Already they seem less like aliens from outer space.

The next day, I found two of them, two inches long, chewing away, and was pleased to note that they weren’t eating my prized Stupice tomatoes which are staked and pruned rigorously – all suckers taken out as they grow and the topmost growing tip pinched off a few weeks ago to direct al the plant’s energy to the fruit.

Instead they have emerged in a tangle of cherry tomatoes that I’m not too keen on because they’re not as sweet as promised.  I didn’t bother to prune the cherries, thinking they would be tidy determinate bushes. Instead, they sprawled and now the hornworm were doing the pruning for me. Or so it seemed.  

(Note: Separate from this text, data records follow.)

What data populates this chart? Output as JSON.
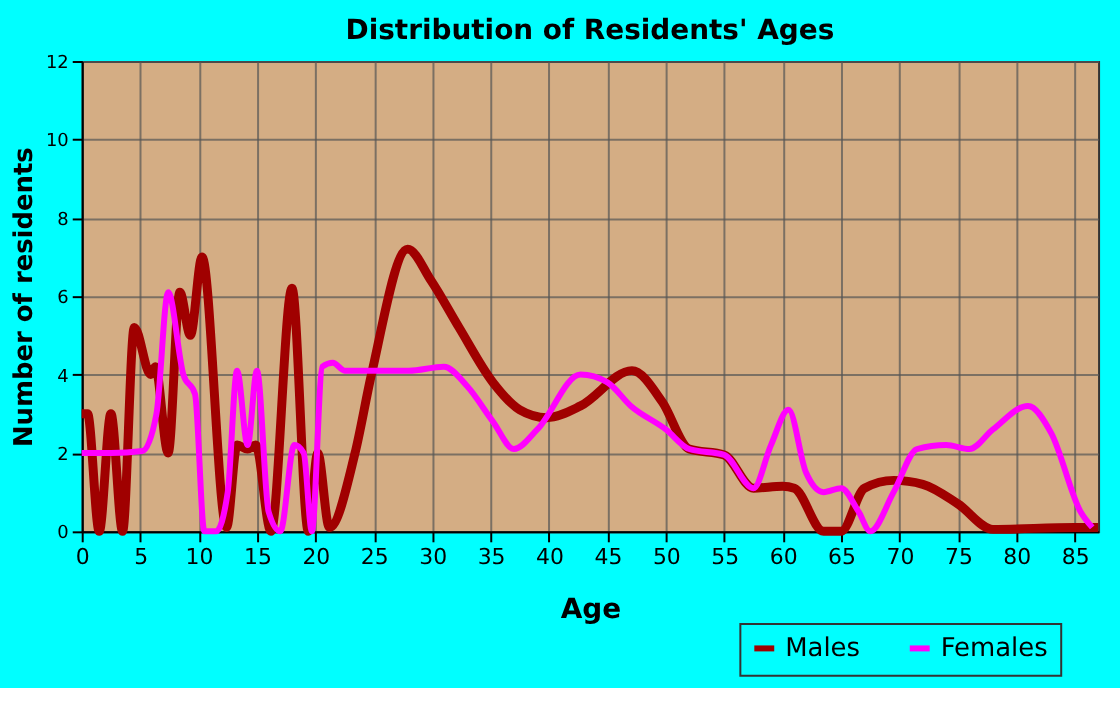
{
  "chart_data": {
    "type": "line",
    "title": "Distribution of Residents' Ages",
    "xlabel": "Age",
    "ylabel": "Number of residents",
    "xlim": [
      0,
      87
    ],
    "xticks": [
      0,
      5,
      10,
      15,
      20,
      25,
      30,
      35,
      40,
      45,
      50,
      55,
      60,
      65,
      70,
      75,
      80,
      85
    ],
    "ylim": [
      0,
      12
    ],
    "yticks": [
      0,
      2,
      4,
      6,
      8,
      10,
      12
    ],
    "grid": true,
    "legend": "bottom right",
    "line_style": "solid",
    "marker": "none",
    "series": [
      {
        "name": "Males",
        "color": "#a00000",
        "x": [
          0,
          0.5,
          1.5,
          2.5,
          3.5,
          4.5,
          5.9,
          6.3,
          7.4,
          8.4,
          9.3,
          10.3,
          12.4,
          13.3,
          14.2,
          14.9,
          16.2,
          18,
          19.4,
          20.2,
          21.2,
          23.4,
          24.8,
          27.9,
          29.9,
          32.3,
          35.2,
          37.5,
          39.8,
          42.7,
          47.1,
          49.7,
          52,
          55,
          57.5,
          60,
          61,
          63.5,
          65,
          67,
          69.5,
          72,
          75,
          78,
          85,
          87
        ],
        "values": [
          3,
          3,
          0,
          3,
          0,
          5.2,
          4,
          4.2,
          2,
          6.1,
          5,
          7,
          0.1,
          2.2,
          2.1,
          2.2,
          0,
          6.2,
          0,
          2,
          0.1,
          2,
          4,
          7.2,
          6.4,
          5.2,
          3.8,
          3.1,
          2.9,
          3.2,
          4.1,
          3.3,
          2.1,
          1.95,
          1.1,
          1.15,
          1.1,
          0,
          0,
          1.1,
          1.3,
          1.2,
          0.7,
          0.05,
          0.1,
          0.1
        ]
      },
      {
        "name": "Females",
        "color": "#ff00ff",
        "x": [
          0,
          2.5,
          5.2,
          6.4,
          7.4,
          8.7,
          9.7,
          10.5,
          11.5,
          12.5,
          13.3,
          14.2,
          15,
          16,
          17,
          18.2,
          19,
          19.7,
          20.6,
          21.5,
          22.5,
          25,
          28,
          31,
          33,
          35.2,
          37,
          39,
          42.7,
          45,
          47,
          50,
          52,
          55,
          57.5,
          59,
          60.5,
          62,
          63.5,
          65,
          66.5,
          67.5,
          69.5,
          71.5,
          74,
          76,
          78,
          81,
          83,
          85.5,
          86.5
        ],
        "values": [
          2,
          2,
          2.05,
          3,
          6.1,
          4,
          3.5,
          0,
          0,
          1,
          4.1,
          2.2,
          4.1,
          0.5,
          0,
          2.2,
          2,
          0,
          4.2,
          4.3,
          4.1,
          4.1,
          4.1,
          4.2,
          3.7,
          2.8,
          2.1,
          2.6,
          4,
          3.8,
          3.2,
          2.6,
          2.1,
          1.95,
          1.1,
          2.2,
          3.1,
          1.5,
          1,
          1.1,
          0.5,
          0,
          1,
          2.1,
          2.2,
          2.1,
          2.6,
          3.2,
          2.5,
          0.5,
          0.1
        ]
      }
    ]
  }
}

Still, I felt a little concerned the next day to count five, eating hard. The cherry tomato patch looked pretty luxuriant but I began to hope for the natural allies that are supposed to flourish in my unsprayed organic veggie garden. I read that birds will eat these caterpillars, and I have lots of birds visiting a nearby feeder. And there’s a parasitic wasp that has larvae that consume their insides (the suffering of various species of caterpillars preyed upon by this family of wasps caused a theological crisis for Charles Darwin, I learn from an excellent book I'm reading - The Forest Unseen by David George Haskell.  "I cannot persuade myself that a beneficent and omnipotent God would have designedly created the Ichneumonidae with the express intention of their feeding within the living bodies of caterpillars," Darwin wrote).

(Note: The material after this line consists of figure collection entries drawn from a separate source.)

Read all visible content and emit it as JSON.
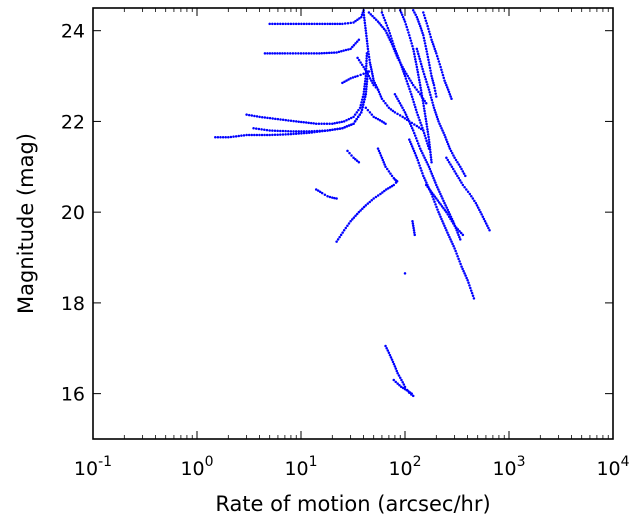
{
  "chart_data": {
    "type": "scatter",
    "title": "",
    "xlabel": "Rate of motion (arcsec/hr)",
    "ylabel": "Magnitude (mag)",
    "xscale": "log",
    "xlim": [
      0.1,
      10000
    ],
    "ylim": [
      15.0,
      24.5
    ],
    "x_ticks": [
      {
        "value": 0.1,
        "base": "10",
        "exp": "-1"
      },
      {
        "value": 1,
        "base": "10",
        "exp": "0"
      },
      {
        "value": 10,
        "base": "10",
        "exp": "1"
      },
      {
        "value": 100,
        "base": "10",
        "exp": "2"
      },
      {
        "value": 1000,
        "base": "10",
        "exp": "3"
      },
      {
        "value": 10000,
        "base": "10",
        "exp": "4"
      }
    ],
    "y_ticks": [
      16,
      18,
      20,
      22,
      24
    ],
    "grid": false,
    "legend": "none",
    "marker_color": "#0000ff",
    "series": [
      {
        "x": [
          5,
          8,
          12,
          18,
          25,
          32,
          38,
          40
        ],
        "y": [
          24.15,
          24.15,
          24.15,
          24.15,
          24.15,
          24.18,
          24.3,
          24.45
        ]
      },
      {
        "x": [
          4.5,
          7,
          10,
          15,
          22,
          30,
          36
        ],
        "y": [
          23.5,
          23.5,
          23.5,
          23.5,
          23.52,
          23.6,
          23.8
        ]
      },
      {
        "x": [
          3,
          4,
          6,
          9,
          14,
          20,
          26,
          32,
          37,
          40,
          42,
          43
        ],
        "y": [
          22.15,
          22.1,
          22.05,
          22.0,
          21.95,
          21.95,
          22.0,
          22.1,
          22.3,
          22.6,
          23.0,
          23.5
        ]
      },
      {
        "x": [
          3.5,
          5,
          8,
          12,
          18,
          25,
          32,
          38,
          42,
          44
        ],
        "y": [
          21.85,
          21.8,
          21.78,
          21.78,
          21.8,
          21.85,
          21.95,
          22.2,
          22.6,
          23.1
        ]
      },
      {
        "x": [
          1.5,
          2,
          3,
          5,
          8,
          12,
          18,
          25,
          32,
          38,
          42
        ],
        "y": [
          21.65,
          21.65,
          21.7,
          21.7,
          21.72,
          21.75,
          21.8,
          21.85,
          21.95,
          22.2,
          22.6
        ]
      },
      {
        "x": [
          40,
          42,
          44,
          46,
          48,
          50,
          55,
          60,
          70,
          80,
          95,
          110,
          130,
          150
        ],
        "y": [
          24.4,
          24.0,
          23.6,
          23.3,
          23.1,
          22.9,
          22.7,
          22.5,
          22.3,
          22.2,
          22.1,
          22.0,
          21.9,
          21.8
        ]
      },
      {
        "x": [
          45,
          55,
          65,
          75,
          85,
          100,
          120,
          140,
          160
        ],
        "y": [
          24.4,
          24.2,
          24.0,
          23.7,
          23.4,
          23.1,
          22.8,
          22.6,
          22.4
        ]
      },
      {
        "x": [
          60,
          70,
          80,
          90,
          100,
          115,
          130,
          150,
          170
        ],
        "y": [
          24.4,
          24.0,
          23.6,
          23.3,
          23.0,
          22.6,
          22.2,
          21.8,
          21.4
        ]
      },
      {
        "x": [
          90,
          100,
          110,
          120,
          130,
          140,
          150,
          160,
          170,
          180
        ],
        "y": [
          24.45,
          24.2,
          23.9,
          23.6,
          23.2,
          22.8,
          22.4,
          22.0,
          21.6,
          21.1
        ]
      },
      {
        "x": [
          120,
          130,
          140,
          150,
          160,
          170,
          180,
          190,
          200
        ],
        "y": [
          24.45,
          24.3,
          24.1,
          23.9,
          23.6,
          23.3,
          23.0,
          22.8,
          22.55
        ]
      },
      {
        "x": [
          150,
          165,
          180,
          200,
          220,
          240,
          260,
          280
        ],
        "y": [
          24.4,
          24.1,
          23.8,
          23.5,
          23.2,
          22.9,
          22.7,
          22.5
        ]
      },
      {
        "x": [
          130,
          150,
          170,
          190,
          210,
          240,
          270,
          300,
          340,
          380
        ],
        "y": [
          23.6,
          23.1,
          22.7,
          22.3,
          22.0,
          21.7,
          21.4,
          21.2,
          21.0,
          20.8
        ]
      },
      {
        "x": [
          80,
          100,
          120,
          140,
          170,
          200,
          240,
          290,
          340
        ],
        "y": [
          22.6,
          22.2,
          21.8,
          21.4,
          21.0,
          20.6,
          20.2,
          19.8,
          19.4
        ]
      },
      {
        "x": [
          110,
          130,
          150,
          180,
          210,
          250,
          300,
          350,
          400,
          460
        ],
        "y": [
          21.6,
          21.2,
          20.8,
          20.4,
          20.0,
          19.6,
          19.2,
          18.8,
          18.5,
          18.1
        ]
      },
      {
        "x": [
          250,
          300,
          360,
          420,
          480,
          560,
          650
        ],
        "y": [
          21.2,
          20.9,
          20.6,
          20.4,
          20.2,
          19.9,
          19.6
        ]
      },
      {
        "x": [
          160,
          200,
          250,
          300,
          360
        ],
        "y": [
          20.6,
          20.3,
          20.0,
          19.7,
          19.5
        ]
      },
      {
        "x": [
          22,
          26,
          30,
          36,
          42,
          50,
          58,
          66,
          72,
          78,
          82
        ],
        "y": [
          19.35,
          19.6,
          19.8,
          20.0,
          20.15,
          20.3,
          20.4,
          20.5,
          20.55,
          20.6,
          20.65
        ]
      },
      {
        "x": [
          55,
          60,
          65,
          70,
          75,
          78,
          80,
          82,
          84
        ],
        "y": [
          21.4,
          21.2,
          21.0,
          20.9,
          20.8,
          20.75,
          20.72,
          20.7,
          20.68
        ]
      },
      {
        "x": [
          14,
          16,
          18,
          20,
          22
        ],
        "y": [
          20.5,
          20.42,
          20.35,
          20.32,
          20.3
        ]
      },
      {
        "x": [
          28,
          32,
          36
        ],
        "y": [
          21.35,
          21.2,
          21.1
        ]
      },
      {
        "x": [
          118,
          120,
          122,
          124
        ],
        "y": [
          19.8,
          19.7,
          19.6,
          19.5
        ]
      },
      {
        "x": [
          100
        ],
        "y": [
          18.65
        ]
      },
      {
        "x": [
          65,
          70,
          75,
          80,
          85,
          90,
          95,
          100,
          105,
          110,
          115,
          120
        ],
        "y": [
          17.05,
          16.9,
          16.75,
          16.6,
          16.45,
          16.35,
          16.25,
          16.15,
          16.08,
          16.02,
          15.98,
          15.95
        ]
      },
      {
        "x": [
          78,
          85,
          92,
          100,
          108,
          116
        ],
        "y": [
          16.3,
          16.22,
          16.15,
          16.1,
          16.05,
          16.0
        ]
      },
      {
        "x": [
          25,
          30,
          35,
          40,
          45
        ],
        "y": [
          22.85,
          22.95,
          23.0,
          23.05,
          23.1
        ]
      },
      {
        "x": [
          42,
          46,
          50,
          55,
          60,
          65
        ],
        "y": [
          22.3,
          22.2,
          22.1,
          22.05,
          22.0,
          21.95
        ]
      },
      {
        "x": [
          35,
          40,
          45,
          50,
          55
        ],
        "y": [
          23.4,
          23.2,
          23.0,
          22.8,
          22.7
        ]
      }
    ]
  }
}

By this time – day four - the caterpillars had become objects of scientific inquiry rather than home-grown terrorists. I’d pop out to visit them regularly, cautiously eying their rate of growth – up to three inches now – and watching the curious way they move along the leaf, two pairs of pudgy feet at a time.  

On the fifth day, I could only find two and then I had to leave for two days. When I returned, the tomato patch looked just fine and we seemed to be down to one very large caterpillar. Perhaps the birds took care of business. 

Two days later, still only one. The invasion of the killer worms seems to be over. The next step, if it survives, will be for the caterpillar to pupate, which it does by dropping to the ground and spinning a cocoon. Immobile inside a hard protective coating, the pupa will spend the winter in leaf litter and emerge as a moth in spring to fly off searching for tomato plants to lay its eggs on. Which is one reason why cleaning up leaf litter in the vegetable garden is a good idea. 

It’s also why it’s a good idea to leave leaf litter in place, for instance around Arrowwood, Hawthorn, Snowberry or Honeysuckle, some of the host plants of the Clearwing Hummingbird Moth. I really want to see it again.  

The Five Spotted Hawk Moth seems to be a survivor, no matter how meticulous you are about cleaning up the tomato patch. So I expect it back, regardless. That’s okay. I’ll leave it a few volunteer tomato seedlings. Just stay away from my Stupices.